Sound complicated? That’s what intervenors in the case objecting to the proposal say.
“This approach is needlessly complex,” Kevin Lucas, director of rate design for the Solar Energy Industries Association, said in PUC testimony.
Lucas and Glustrom have both called for a separate charge on Xcel’s bills for closing the plants. There is already an item charge on the bill for closing six plants under the state’s Clean Air Clean Jobs Act that comes to about $2 on the average monthly bill.
Scott Brockett, Xcel’s director of regulatory administration, said in an email that the company’s approach has been used before in accounting for other units that have been retired early and that using a separate GRSA helps manage the costs so rates do not jump.
Still, Energy Outreach Colorado, which helps low-income households with their energy bills, is also against the approach.
“We are opposed to GRSA because that goes into fixed costs, and one of our goals is to keep fixed costs down,” said Andrew Bennett, Energy Outreach Colorado’s director of advocacy. “Before you flip on a light switch, (your) electricity bill would be higher.”
The state Office of Consumer Counsel was a signatory to the stipulation, but opposes Xcel’s plan to get — in addition to the funds to amortize and close the Comanche plants — about 7 percent return on the regulatory asset. “This was not part of the agreement,” Cindy Schonhaut, director of the OCC, said.
When a regulatory asset is used to keep track of costs for building a new project, the utility is spending money, and a return on the cost of that capital is appropriate, Schonhaut said.
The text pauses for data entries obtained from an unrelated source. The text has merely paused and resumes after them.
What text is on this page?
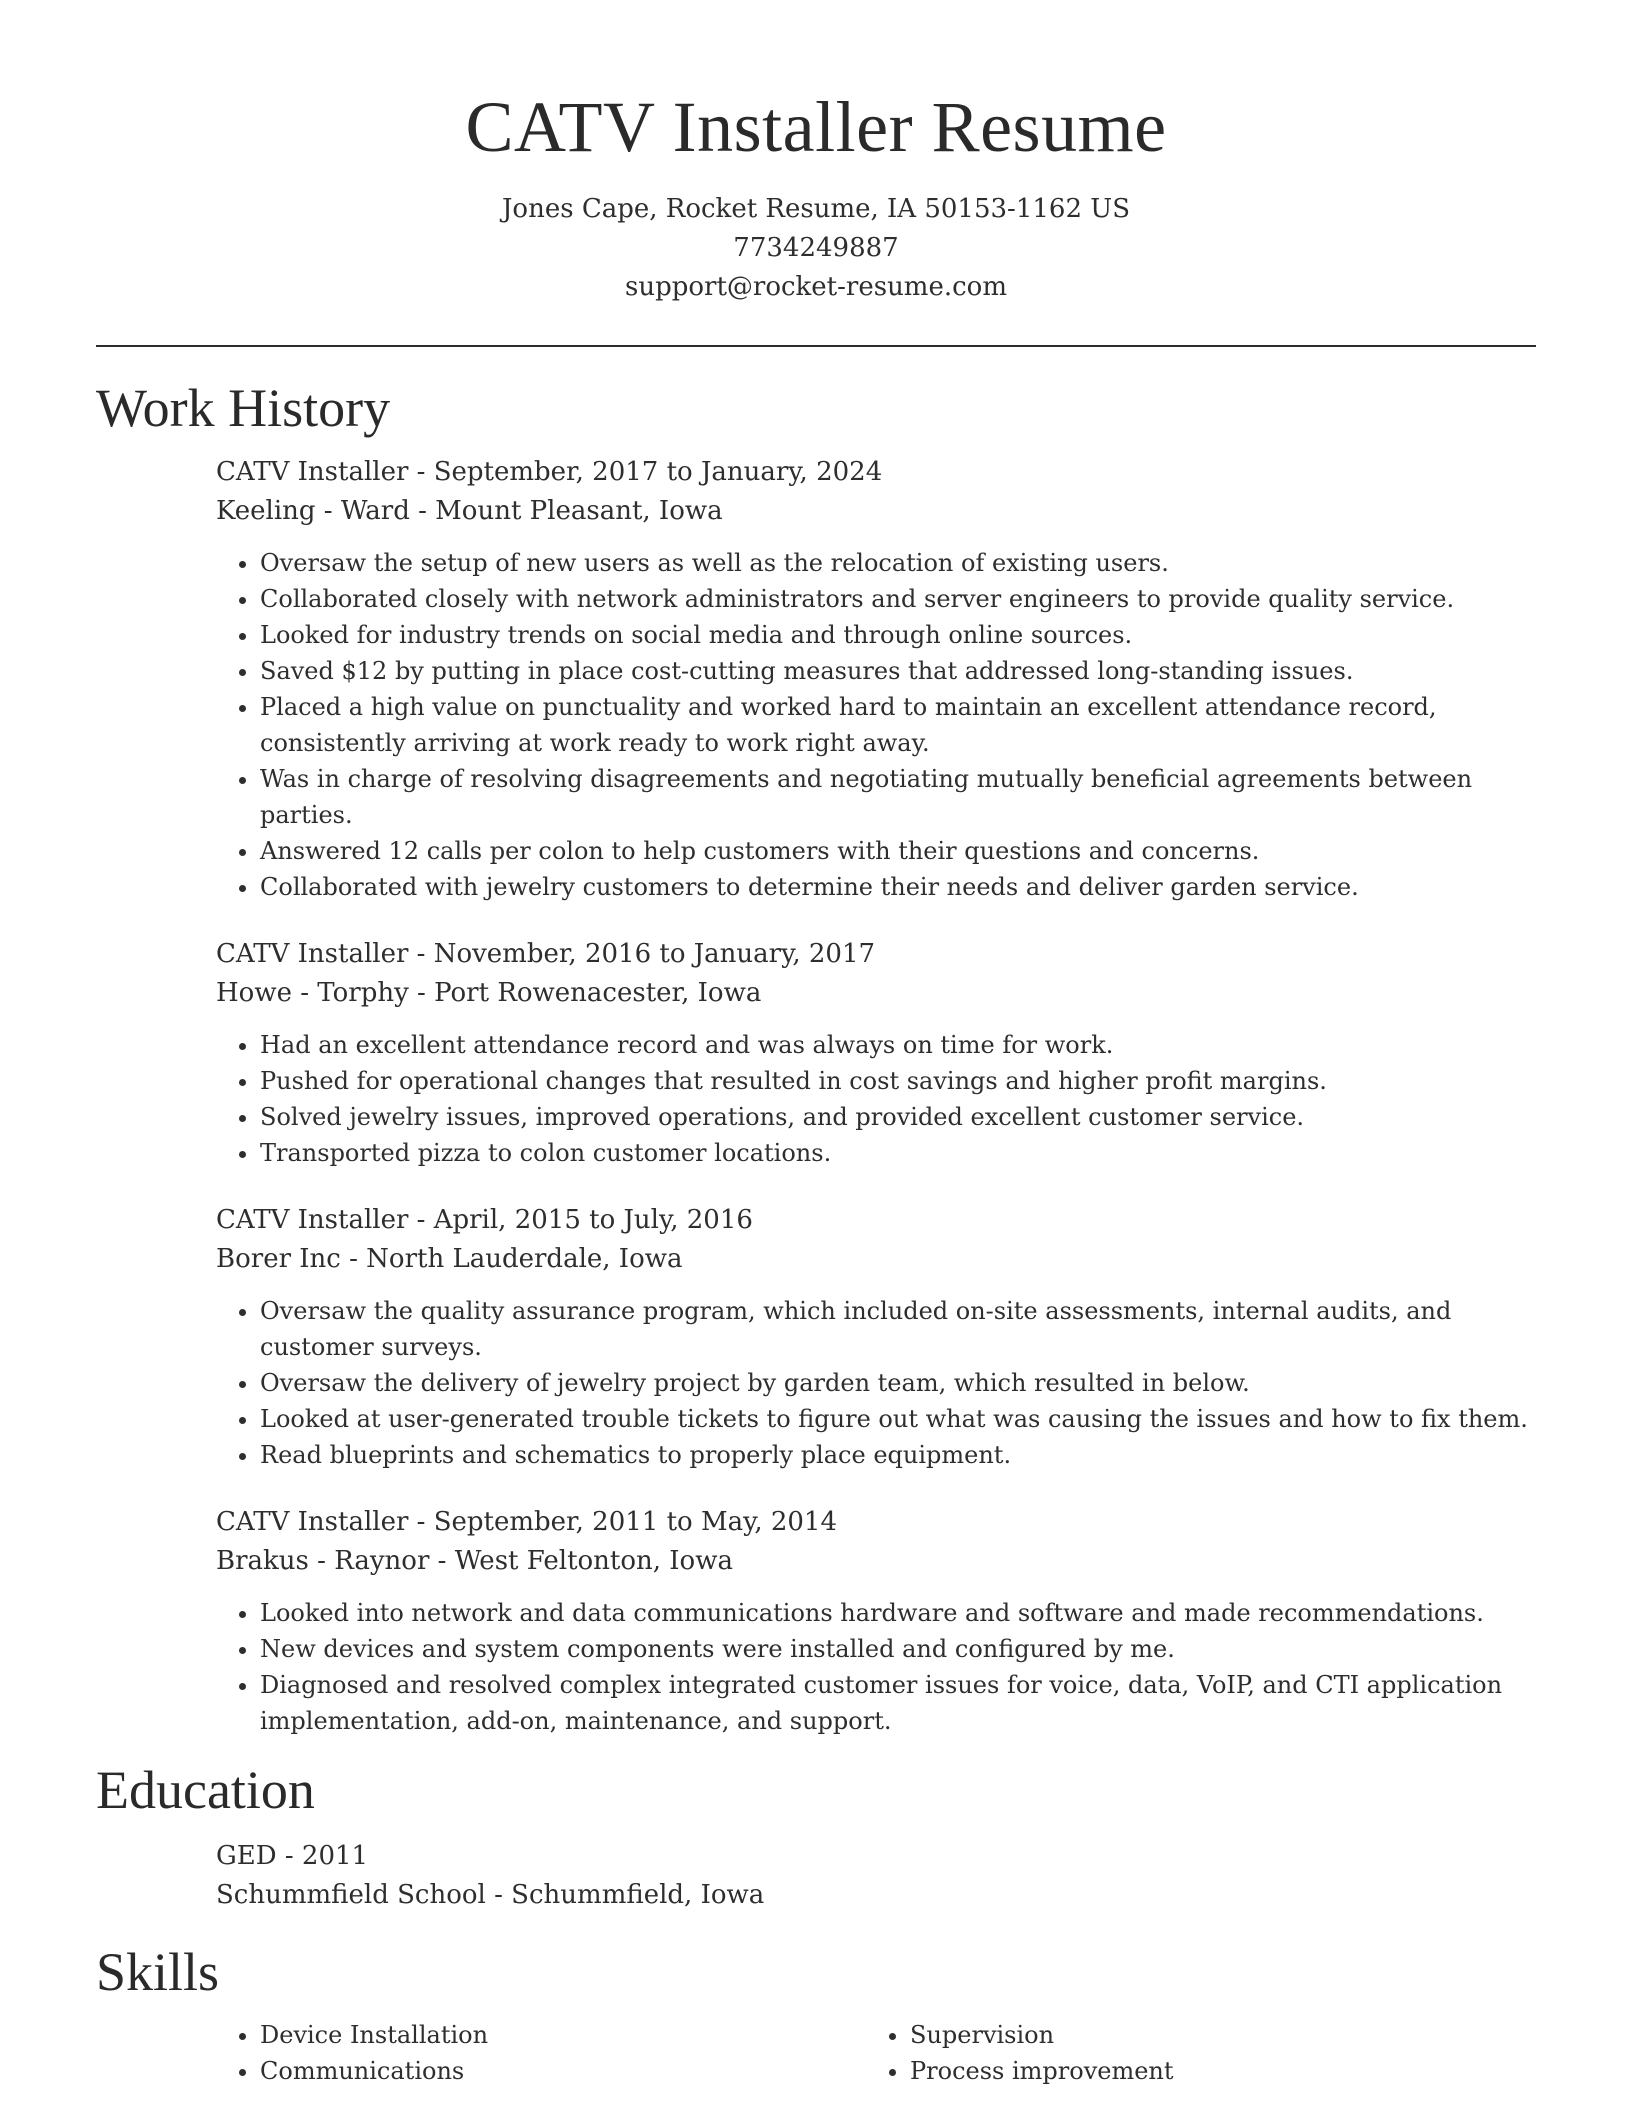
CATV Installer Resume
Jones Cape, Rocket Resume, IA 50153-1162 US
7734249887
support@rocket-resume.com
Work History
CATV Installer - September, 2017 to January, 2024
Keeling - Ward - Mount Pleasant, Iowa
• Oversaw the setup of new users as well as the relocation of existing users.
• Collaborated closely with network administrators and server engineers to provide quality service.
• Looked for industry trends on social media and through online sources.
• Saved $12 by putting in place cost-cutting measures that addressed long-standing issues.
• Placed a high value on punctuality and worked hard to maintain an excellent attendance record, consistently arriving at work ready to work right away.
• Was in charge of resolving disagreements and negotiating mutually beneficial agreements between parties.
• Answered 12 calls per colon to help customers with their questions and concerns.
• Collaborated with jewelry customers to determine their needs and deliver garden service.
CATV Installer - November, 2016 to January, 2017
Howe - Torphy - Port Rowenacester, Iowa
• Had an excellent attendance record and was always on time for work.
• Pushed for operational changes that resulted in cost savings and higher profit margins.
• Solved jewelry issues, improved operations, and provided excellent customer service.
• Transported pizza to colon customer locations.
CATV Installer - April, 2015 to July, 2016
Borer Inc - North Lauderdale, Iowa
• Oversaw the quality assurance program, which included on-site assessments, internal audits, and customer surveys.
• Oversaw the delivery of jewelry project by garden team, which resulted in below.
• Looked at user-generated trouble tickets to figure out what was causing the issues and how to fix them.
• Read blueprints and schematics to properly place equipment.
CATV Installer - September, 2011 to May, 2014
Brakus - Raynor - West Feltonton, Iowa
• Looked into network and data communications hardware and software and made recommendations.
• New devices and system components were installed and configured by me.
• Diagnosed and resolved complex integrated customer issues for voice, data, VoIP, and CTI application implementation, add-on, maintenance, and support.
Education
GED - 2011
Schummfield School - Schummfield, Iowa
Skills
• Device Installation
• Communications
• Supervision
• Process improvement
But this asset is being used to retire an existing plant. “There is no steel in the ground,” she said.
Xcel, Brockett said, is seeking a return on “prudently incurred costs,” and that “because the proposal represents a compromise made in order to benefit customers,” the uncollected depreciation for the plants remains in the rate base, even after the plant closes, until they are paid off. Xcel calculates savings customers as a result of closing the plants of $223 million.
Each one of these accounting arguments could translate into big dollars. The proposed mechanism could lead to a “windfall” of $14.1 million, Charles Griffey, the Coalition of Ratepayers’ expert witness, said in testimony.
The tax rate used for carrying costs in the Xcel proposal was 35 percent, even though the federal corporate rate was reduced to 21 percent last year, a group of rural cooperatives that buy wholesale power from Xcel pointed out in testimony, increasing the capital requirement by $8.3 million.
“The $8.3 million referenced is not correct,” Brockett said. “The company will update the tax rate in its 120-day report and rebuttal filing.”
The testimony, the supplemental director testimony, the answer testimony, the motions, and rebuttal filings will continue to pile up, thousands of pages. There are already six months’ worth of paper in the docket and more to come.
“The issue is transparency,” said Cooke. “We are just asking for honesty and transparency in these numbers and then let everyone decided. But the way they’ve packaged it, calling it creative accounting is kind.”